Погода? Нет… При чем тут погода, пейзажи, запахи! Голод, который надо было чем-то утолять, прекрасная погода, заставлявшая двигаться, мыслить, добиваться, требовать, стучаться в двери, ненавидеть и очень нежно любить такую же изголодавшуюся живую девушку, мечтающую о будущей сытой жизни, о торговле без карточек, о хлебе не по талончикам, а о большой, тяжелой, теплой буханке на двоих, о сытости во имя будущей жизни, которую надо выкармливать молоком из упругой груди… Надежда - так называлась погода той отдаленной весны. Она светилась во всем, эта радостная надежда.
- Ты скоро поправишься, - говорил Сережа Ипполитов. - Я слышал, есть новое лекарство, его очень трудно достать, но я достану, я разобьюсь в лепешку. Когда что-нибудь захочу, я добьюсь. Это лекарство называется… как-то очень… не помню… Но я…

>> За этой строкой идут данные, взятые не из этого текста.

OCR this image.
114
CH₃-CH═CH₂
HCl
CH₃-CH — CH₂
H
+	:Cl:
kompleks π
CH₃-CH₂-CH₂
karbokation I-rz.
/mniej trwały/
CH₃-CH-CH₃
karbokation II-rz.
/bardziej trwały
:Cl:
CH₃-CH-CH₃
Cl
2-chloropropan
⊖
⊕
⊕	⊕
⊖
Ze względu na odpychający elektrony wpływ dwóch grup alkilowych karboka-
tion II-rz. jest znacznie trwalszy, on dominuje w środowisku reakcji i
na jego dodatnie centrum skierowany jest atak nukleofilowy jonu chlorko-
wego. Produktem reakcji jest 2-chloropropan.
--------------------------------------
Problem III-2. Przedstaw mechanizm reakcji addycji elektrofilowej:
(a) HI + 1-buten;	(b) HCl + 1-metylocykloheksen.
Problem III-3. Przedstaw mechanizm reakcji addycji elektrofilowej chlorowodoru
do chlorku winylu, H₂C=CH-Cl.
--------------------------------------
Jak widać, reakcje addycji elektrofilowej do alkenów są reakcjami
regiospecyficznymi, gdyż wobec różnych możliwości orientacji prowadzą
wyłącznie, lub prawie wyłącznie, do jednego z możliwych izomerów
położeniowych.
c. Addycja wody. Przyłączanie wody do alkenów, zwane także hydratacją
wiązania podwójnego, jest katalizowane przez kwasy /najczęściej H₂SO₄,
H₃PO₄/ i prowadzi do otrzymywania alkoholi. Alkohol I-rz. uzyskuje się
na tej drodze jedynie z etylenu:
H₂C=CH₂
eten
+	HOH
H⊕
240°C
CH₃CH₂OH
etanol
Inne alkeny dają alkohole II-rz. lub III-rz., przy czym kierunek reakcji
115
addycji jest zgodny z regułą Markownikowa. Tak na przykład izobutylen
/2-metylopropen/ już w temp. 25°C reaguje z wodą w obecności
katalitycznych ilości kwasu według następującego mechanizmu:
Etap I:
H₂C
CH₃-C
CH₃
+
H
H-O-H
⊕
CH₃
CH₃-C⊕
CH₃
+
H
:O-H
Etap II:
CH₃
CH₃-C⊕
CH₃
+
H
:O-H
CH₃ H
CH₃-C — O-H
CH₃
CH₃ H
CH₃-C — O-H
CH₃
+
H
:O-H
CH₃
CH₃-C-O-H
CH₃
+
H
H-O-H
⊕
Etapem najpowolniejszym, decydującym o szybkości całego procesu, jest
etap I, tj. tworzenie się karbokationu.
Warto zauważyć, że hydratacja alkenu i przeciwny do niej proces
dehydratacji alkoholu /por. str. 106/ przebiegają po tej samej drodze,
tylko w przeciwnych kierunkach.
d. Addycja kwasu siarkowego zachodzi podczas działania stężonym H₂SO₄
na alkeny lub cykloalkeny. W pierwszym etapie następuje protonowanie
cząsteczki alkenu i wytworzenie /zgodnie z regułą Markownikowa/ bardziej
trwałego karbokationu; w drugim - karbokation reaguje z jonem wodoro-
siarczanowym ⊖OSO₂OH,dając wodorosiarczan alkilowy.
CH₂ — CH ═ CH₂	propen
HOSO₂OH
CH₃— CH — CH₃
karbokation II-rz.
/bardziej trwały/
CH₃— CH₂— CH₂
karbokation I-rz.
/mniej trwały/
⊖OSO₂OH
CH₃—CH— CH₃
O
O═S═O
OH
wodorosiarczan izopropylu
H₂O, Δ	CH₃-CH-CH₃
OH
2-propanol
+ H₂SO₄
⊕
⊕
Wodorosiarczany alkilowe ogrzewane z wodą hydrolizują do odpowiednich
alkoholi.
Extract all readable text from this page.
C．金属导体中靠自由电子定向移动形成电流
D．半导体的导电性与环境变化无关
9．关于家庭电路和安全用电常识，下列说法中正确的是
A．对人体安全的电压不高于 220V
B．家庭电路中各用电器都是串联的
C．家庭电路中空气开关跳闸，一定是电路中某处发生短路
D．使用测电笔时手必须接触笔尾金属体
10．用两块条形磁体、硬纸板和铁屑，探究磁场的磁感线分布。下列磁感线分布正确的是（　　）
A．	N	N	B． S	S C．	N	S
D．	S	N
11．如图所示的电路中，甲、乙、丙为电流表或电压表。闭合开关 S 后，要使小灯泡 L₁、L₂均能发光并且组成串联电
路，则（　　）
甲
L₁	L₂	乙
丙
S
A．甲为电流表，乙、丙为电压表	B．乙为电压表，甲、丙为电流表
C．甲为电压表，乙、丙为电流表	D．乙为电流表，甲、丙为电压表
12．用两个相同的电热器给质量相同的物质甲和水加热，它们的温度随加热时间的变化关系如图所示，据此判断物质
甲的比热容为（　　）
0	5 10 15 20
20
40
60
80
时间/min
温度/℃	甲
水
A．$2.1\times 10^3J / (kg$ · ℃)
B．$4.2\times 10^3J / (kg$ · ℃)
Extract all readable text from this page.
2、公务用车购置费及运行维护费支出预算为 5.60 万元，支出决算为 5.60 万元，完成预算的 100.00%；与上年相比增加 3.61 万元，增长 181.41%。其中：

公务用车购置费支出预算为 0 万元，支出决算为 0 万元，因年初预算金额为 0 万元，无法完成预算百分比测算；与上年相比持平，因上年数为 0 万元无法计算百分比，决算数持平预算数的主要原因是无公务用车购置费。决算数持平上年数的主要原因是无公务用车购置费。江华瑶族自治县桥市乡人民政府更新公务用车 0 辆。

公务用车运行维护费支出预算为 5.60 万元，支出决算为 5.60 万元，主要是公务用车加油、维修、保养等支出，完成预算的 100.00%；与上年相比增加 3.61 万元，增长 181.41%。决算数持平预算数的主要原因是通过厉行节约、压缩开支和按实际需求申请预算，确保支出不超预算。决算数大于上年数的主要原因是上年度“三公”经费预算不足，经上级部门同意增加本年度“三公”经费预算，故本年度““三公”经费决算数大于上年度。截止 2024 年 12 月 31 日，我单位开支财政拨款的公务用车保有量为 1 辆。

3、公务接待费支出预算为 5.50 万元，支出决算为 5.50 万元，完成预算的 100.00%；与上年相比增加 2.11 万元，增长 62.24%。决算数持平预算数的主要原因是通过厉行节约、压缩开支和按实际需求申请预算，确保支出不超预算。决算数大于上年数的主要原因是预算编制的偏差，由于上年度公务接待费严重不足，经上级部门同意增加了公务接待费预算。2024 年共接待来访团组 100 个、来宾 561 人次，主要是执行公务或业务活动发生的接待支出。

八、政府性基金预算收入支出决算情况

- Пенициллин, - говорила ему возлюбленная, от которой, казалось, пахло теплым паром слабенького тельца, коротким дыханием впалой груди. - Его не достанешь. Я знаю, у нас все говорят. Но нам сказали, что скоро будет, так что ты не беспокойся. Еще очень много раненых… Есть такие тяжелые раны, люди до сих пор в госпиталях, что ты! Даже не пытайся, это нехорошо, потому что тогда не достанется раненому этой крошечки… А она, может, жизнь ему спасет. Нет, не вздумай… Я хорошо себя чувствую, меня скоро выпишут. Пожалуйста, не надо, - говорила она и с усилием гладила прозрачными продолговатыми фалангами пальцев тугие его волосы, ласкаясь щекой о его уже бритую, слегка покалывавшую, шуршавшую щеку.
Закатное солнце золотит недвижимый, сиреневый, как облако, куст заводского дыма над окраиной Москвы. Чирикают воробьи, поют, как умеют, на вечерней заре, рассевшись на тлеющих ветвях. Яуза в каменных берегах уже дышит холодом, отсырев без солнечного света. Свет этот затмит пыльными лучами пепельные дали, замерев на круглых дымчатых стволах и на земле меж тьмою длинных их теней. Темен синий купол ротонды, черны трещины и щербины ионических колонн, оранжево светящихся на закате. Темен лик возлюбленной, отвернувшейся от зарева, черны губы, шепчущие: "Я хочу стать женой… Сережа, твоей… Я не боюсь… Правда, не боюсь, честное слово. Ну и что ж, что… Правда! Сережа…"
Осенью она умерла от скоротечной чахотки.
"Ну и что ж, что…" - слышит Ипполитов, дрожа на ветру, и, не в силах унять этой дрожи, спрашивает у тети Нины, с которой жила когда-то рано осиротевшая девочка:
- А где она… ее похоронили?
- Сожгли в Донском крематории. Там, в колумбарии, на полке… под каким-то, наверное, номером…
"Ну и что ж, что…"
Оттуда на кладбище Донского монастыря, не найдя урны и не очень стараясь отыскать… Слезы каменной драпировки, плач надгробия, изваянного великим Мартосом, скорбь замшелого, потемневшего камня. Пестрота желтых листьев в безмолвии черных тесных могил. Шорох еще одного падающего, царапающий сердце, пугающе громкое падание пятипалого листа лимонного цвета, смертельно холодной звездой легшего у ног.
"Ну и что ж, что… - испуганно стучит кровь в висках. - Ну и что ж, что…"
- Великим художником, - в немоте говорит вдруг Ипполитов с тяжелой угрозой в голосе. - Великим! Только великим!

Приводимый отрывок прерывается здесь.